Segundo: el barco Unión, también de Nantucket, se perdió totalmente en 1807, a lo largo de las Azores, en un episodio semejante, pero nunca he tenido ocasión de encontrar los detalles auténticos de esta catástrofe, aunque he oído a los cazadores de ballenas aludir de vez en cuando casualmente a ella.
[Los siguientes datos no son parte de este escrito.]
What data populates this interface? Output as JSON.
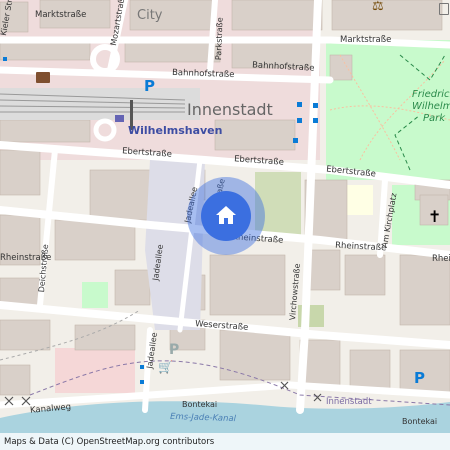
{
  "map": {
    "districts": {
      "city": "City",
      "innenstadt": "Innenstadt"
    },
    "place": "Wilhelmshaven",
    "park": {
      "line1": "Friedrich-",
      "line2": "Wilhelm-",
      "line3": "Park"
    },
    "streets": {
      "marktstrasse_w": "Marktstraße",
      "marktstrasse_e": "Marktstraße",
      "kieler": "Kieler Straße",
      "mozart": "Mozartstraße",
      "park": "Parkstraße",
      "bahnhof1": "Bahnhofstraße",
      "bahnhof2": "Bahnhofstraße",
      "ebert_w": "Ebertstraße",
      "ebert_m": "Ebertstraße",
      "ebert_e": "Ebertstraße",
      "jadeallee_n": "Jadeallee",
      "jadeallee_m": "Jadeallee",
      "jadeallee_s": "Jadeallee",
      "jadestrasse": "Jadestraße",
      "rhein_w": "Rheinstraße",
      "rhein_m": "Rheinstraße",
      "rhein_e": "Rheinstraße",
      "rhein_far": "Rheinstraße",
      "deich": "Deichstraße",
      "virchow": "Virchowstraße",
      "weser": "Weserstraße",
      "kirchplatz": "Am Kirchplatz",
      "kanalweg": "Kanalweg",
      "bontekai1": "Bontekai",
      "bontekai2": "Bontekai",
      "innenstadt_boundary": "Innenstadt"
    },
    "waterway": "Ems-Jade-Kanal",
    "marker": {
      "icon": "home-icon",
      "color": "#3b6fe0"
    },
    "colors": {
      "water": "#aad3df",
      "park": "#c8facc",
      "building": "#d9d0c9",
      "road": "#ffffff",
      "pedestrian": "#dddde8"
    }
  },
  "attribution": "Maps & Data (C) OpenStreetMap.org contributors"
}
Tercero: hace unos dieciocho o veinte años, el comodoro J..., que entonces mandaba una corbeta americana de guerra, de primera clase, comía por casualidad con un grupo de capitanes balleneros a bordo de un buque de Nantucket, en el puerto de Oahu, islas Sandwich. Al recaer la conversación en las ballenas, al comodoro se le antojó mostrarse escéptico en cuanto a la sorprendente fuerza que les atribuían los profesionales allí presentes. Por ejemplo, negó perentoriamente que ninguna ballena pudiera dañar su robusta corbeta de guerra como para hacerla embarcar un dedal de agua. Muy bien, pero aún viene más. Unas semanas después, el comodoro se hizo a la vela en su inexpugnable embarcación hacia Valparaíso. Pero le detuvo por el camino un obeso cachalote que le rogó unos pocos momentos para un asunto confidencial. Este asunto consistió en dar al barco del comodoro tal golpe que, con todas las bombas en acción, se dirigió en seguida al puerto más cercano para dar la quilla y repararse. No soy supersticioso, pero considero la entrevista del comodoro con esa ballena como providencial. ¿No se convirtió Saulo de Tarso de su incredulidad por un espanto semejante? Os digo que el cachalote no aguanta tonterías.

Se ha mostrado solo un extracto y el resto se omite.